Patients with rheumatoid arthritis (RA) face higher risks of major adverse cardiovascular events (MACE) than the general population. While machine learning offers powerful predictive capabilities, its clinical adoption is hindered by the "black-box" nature of complex algorithms.

Objective:

This study aimed to develop interpretable survival models to predict the risk of MACE in patients with RA, providing transparent and actionable insights for personalized clinical prognosis management.

Methods:

Utilizing data from the Taipei Medical University Clinical Research Database (2011–2022) for 2,461 patients with RA, machine learning survival models including Random Survival Forest (RSF), DeepSurv, and Cox-Time were compared with the traditional Cox-PH model.
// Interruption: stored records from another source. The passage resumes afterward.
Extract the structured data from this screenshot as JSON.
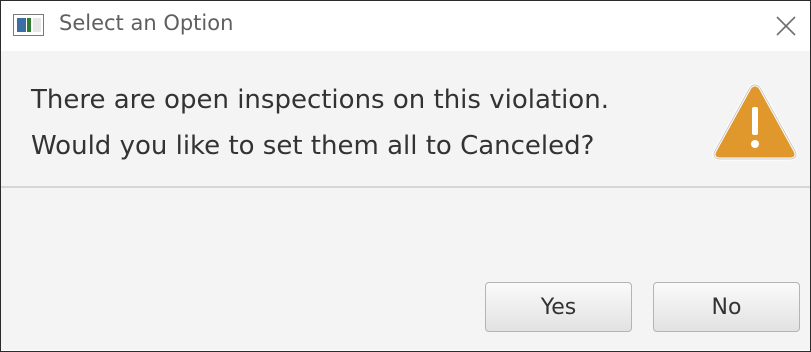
{
  "window": {
    "title": "Select an Option",
    "app_icon": "app-window-icon",
    "close_icon": "close-icon"
  },
  "message": {
    "line1": "There are open inspections on this violation.",
    "line2": "Would you like to set them all to Canceled?",
    "icon": "warning-icon",
    "icon_color": "#E0972B"
  },
  "buttons": {
    "yes_label": "Yes",
    "no_label": "No"
  }
}
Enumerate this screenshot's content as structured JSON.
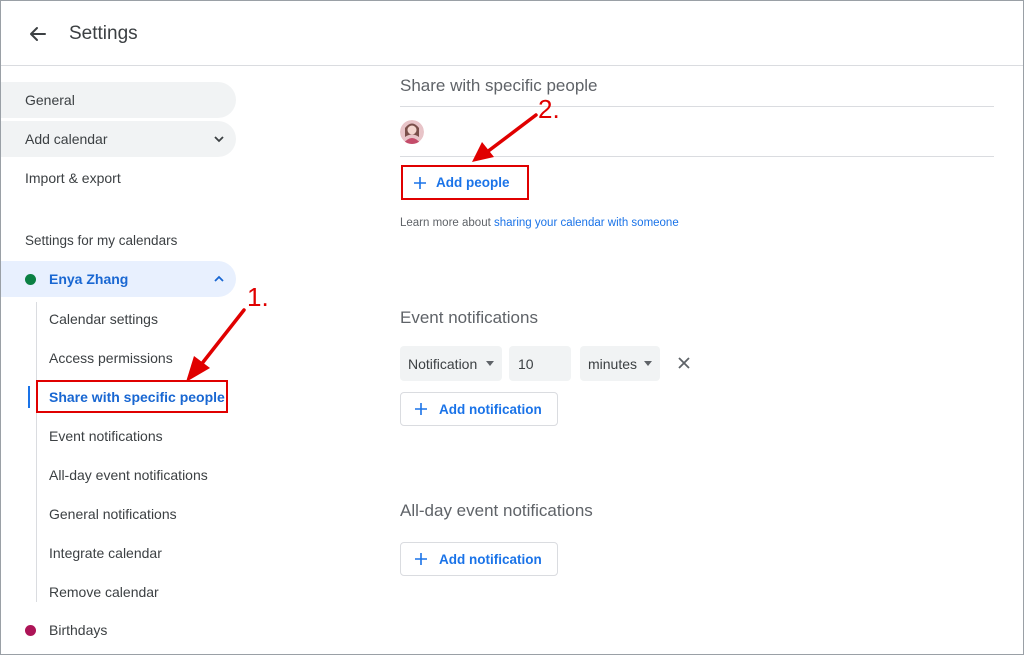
{
  "header": {
    "title": "Settings",
    "back_icon": "arrow-left-icon"
  },
  "sidebar": {
    "top_items": [
      {
        "label": "General"
      },
      {
        "label": "Add calendar"
      },
      {
        "label": "Import & export"
      }
    ],
    "section_heading": "Settings for my calendars",
    "calendars": [
      {
        "name": "Enya Zhang",
        "color": "#0b8043",
        "sub_items": [
          {
            "label": "Calendar settings"
          },
          {
            "label": "Access permissions"
          },
          {
            "label": "Share with specific people"
          },
          {
            "label": "Event notifications"
          },
          {
            "label": "All-day event notifications"
          },
          {
            "label": "General notifications"
          },
          {
            "label": "Integrate calendar"
          },
          {
            "label": "Remove calendar"
          }
        ]
      },
      {
        "name": "Birthdays",
        "color": "#ad1457"
      }
    ]
  },
  "main": {
    "share": {
      "title": "Share with specific people",
      "add_people_label": "Add people",
      "learn_prefix": "Learn more about ",
      "learn_link": "sharing your calendar with someone"
    },
    "event_notifications": {
      "title": "Event notifications",
      "type_value": "Notification",
      "amount_value": "10",
      "unit_value": "minutes",
      "add_label": "Add notification"
    },
    "allday_notifications": {
      "title": "All-day event notifications",
      "add_label": "Add notification"
    }
  },
  "annotations": {
    "step1": "1.",
    "step2": "2.",
    "color": "#e00000"
  },
  "colors": {
    "accent": "#1a73e8",
    "selected_bg": "#e8f0fe",
    "text": "#3c4043"
  }
}
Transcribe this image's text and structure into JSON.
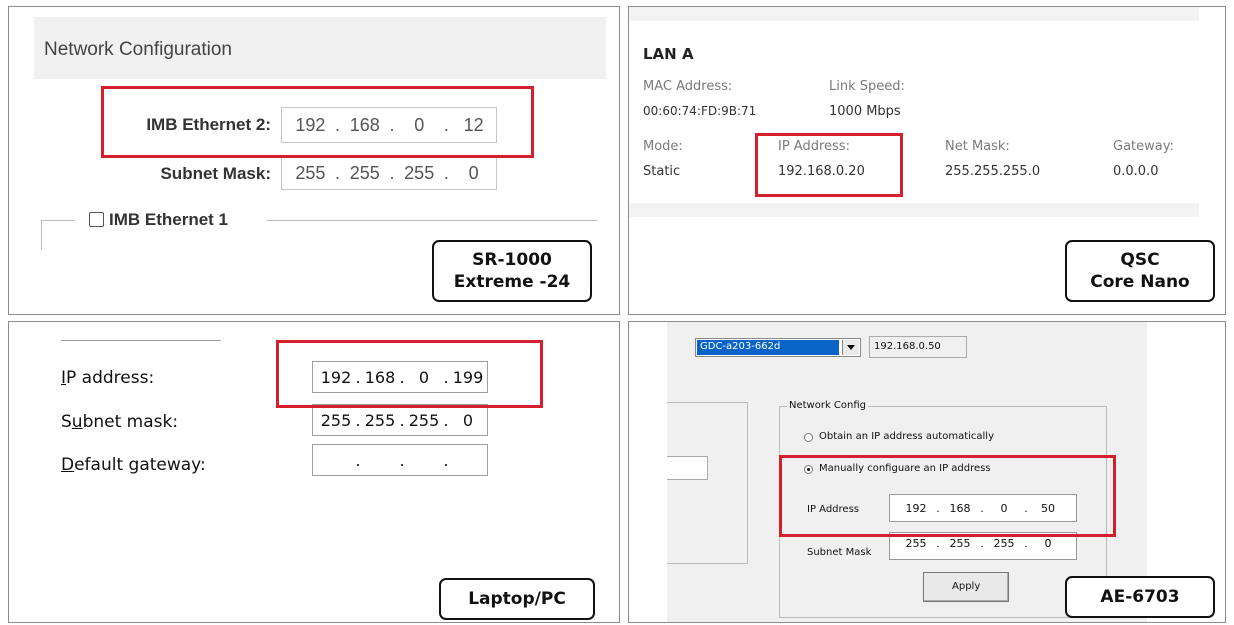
{
  "panels": {
    "sr1000": {
      "title": "Network Configuration",
      "ip_label": "IMB Ethernet 2:",
      "ip": [
        "192",
        "168",
        "0",
        "12"
      ],
      "subnet_label": "Subnet Mask:",
      "subnet": [
        "255",
        "255",
        "255",
        "0"
      ],
      "eth1_label": "IMB Ethernet 1",
      "eth1_checked": false,
      "device_label": [
        "SR-1000",
        "Extreme -24"
      ]
    },
    "qsc": {
      "section_title": "LAN A",
      "mac_label": "MAC Address:",
      "mac_value": "00:60:74:FD:9B:71",
      "link_label": "Link Speed:",
      "link_value": "1000 Mbps",
      "mode_label": "Mode:",
      "mode_value": "Static",
      "ip_label": "IP Address:",
      "ip_value": "192.168.0.20",
      "mask_label": "Net Mask:",
      "mask_value": "255.255.255.0",
      "gateway_label": "Gateway:",
      "gateway_value": "0.0.0.0",
      "device_label": [
        "QSC",
        "Core Nano"
      ]
    },
    "pc": {
      "ip_label": "IP address:",
      "ip": [
        "192",
        "168",
        "0",
        "199"
      ],
      "subnet_label": "Subnet mask:",
      "subnet": [
        "255",
        "255",
        "255",
        "0"
      ],
      "gateway_label": "Default gateway:",
      "gateway": [
        "",
        "",
        "",
        ""
      ],
      "device_label": [
        "Laptop/PC"
      ]
    },
    "ae6703": {
      "device_select": "GDC-a203-662d",
      "device_ip": "192.168.0.50",
      "group_title": "Network Config",
      "radio_auto": "Obtain an IP address automatically",
      "radio_manual": "Manually configuare an IP address",
      "selected_radio": "manual",
      "ip_label": "IP Address",
      "ip": [
        "192",
        "168",
        "0",
        "50"
      ],
      "subnet_label": "Subnet Mask",
      "subnet": [
        "255",
        "255",
        "255",
        "0"
      ],
      "apply_label": "Apply",
      "device_label": [
        "AE-6703"
      ]
    }
  },
  "colors": {
    "highlight": "#d61f2c",
    "select_bg": "#0a64c8"
  },
  "icons": {
    "checkbox": "checkbox-empty",
    "dropdown": "chevron-down-icon"
  }
}
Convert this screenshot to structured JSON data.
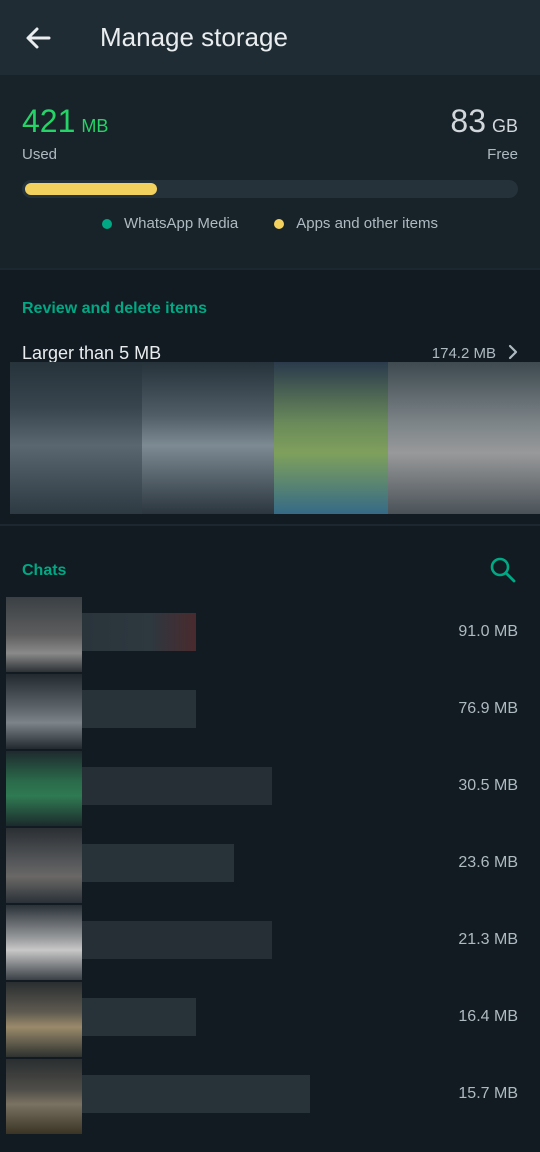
{
  "app_bar": {
    "title": "Manage storage",
    "back_icon": "arrow-left-icon"
  },
  "storage": {
    "used_value": "421",
    "used_unit": "MB",
    "used_label": "Used",
    "free_value": "83",
    "free_unit": "GB",
    "free_label": "Free",
    "usage_fraction": 0.27,
    "legend": [
      {
        "label": "WhatsApp Media",
        "color": "#00a884"
      },
      {
        "label": "Apps and other items",
        "color": "#f2d15e"
      }
    ]
  },
  "review": {
    "section_title": "Review and delete items",
    "larger_label": "Larger than 5 MB",
    "larger_size": "174.2 MB",
    "chevron_icon": "chevron-right-icon"
  },
  "chats": {
    "section_title": "Chats",
    "search_icon": "search-icon",
    "items": [
      {
        "size": "91.0 MB"
      },
      {
        "size": "76.9 MB"
      },
      {
        "size": "30.5 MB"
      },
      {
        "size": "23.6 MB"
      },
      {
        "size": "21.3 MB"
      },
      {
        "size": "16.4 MB"
      },
      {
        "size": "15.7 MB"
      }
    ]
  },
  "colors": {
    "accent": "#00a884",
    "apps_yellow": "#f2d15e",
    "background": "#121b22"
  }
}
Performance was evaluated using the C-index and Integrated Brier Score (IBS). Permutation importance and SHAPley Additive exPlanations (SHAP) analyses were integrated to provide explainability for individual-level risk predictions.

Results:

RSF demonstrated superior performance, achieving a C-index of 0.8771 and an IBS of 0.0775. Permutation importance identified key features including creatinine (CRE), conventional synthetic disease-modifying antirheumatic drugs (csDMARDs), C-reactive protein (CRP), alanine aminotransferase (ALT), and age at diagnosis. SHAP analysis further quantified feature-specific effects, revealing both protective and risk-increasing associations of medications and laboratory indicators.

Conclusions:

RSF outperformed traditional methods by capturing non-linear and time-dependent relationships, supporting its potential for clinical decision support. Integrating SHAP enabled transparent and personalized risk interpretation, translating complex models into actionable insights. This approach empowers clinicians to identify high-risk individuals and advances precision medicine in rheumatology. Future work should focus on cross-database validation across diverse populations to enhance generalizability.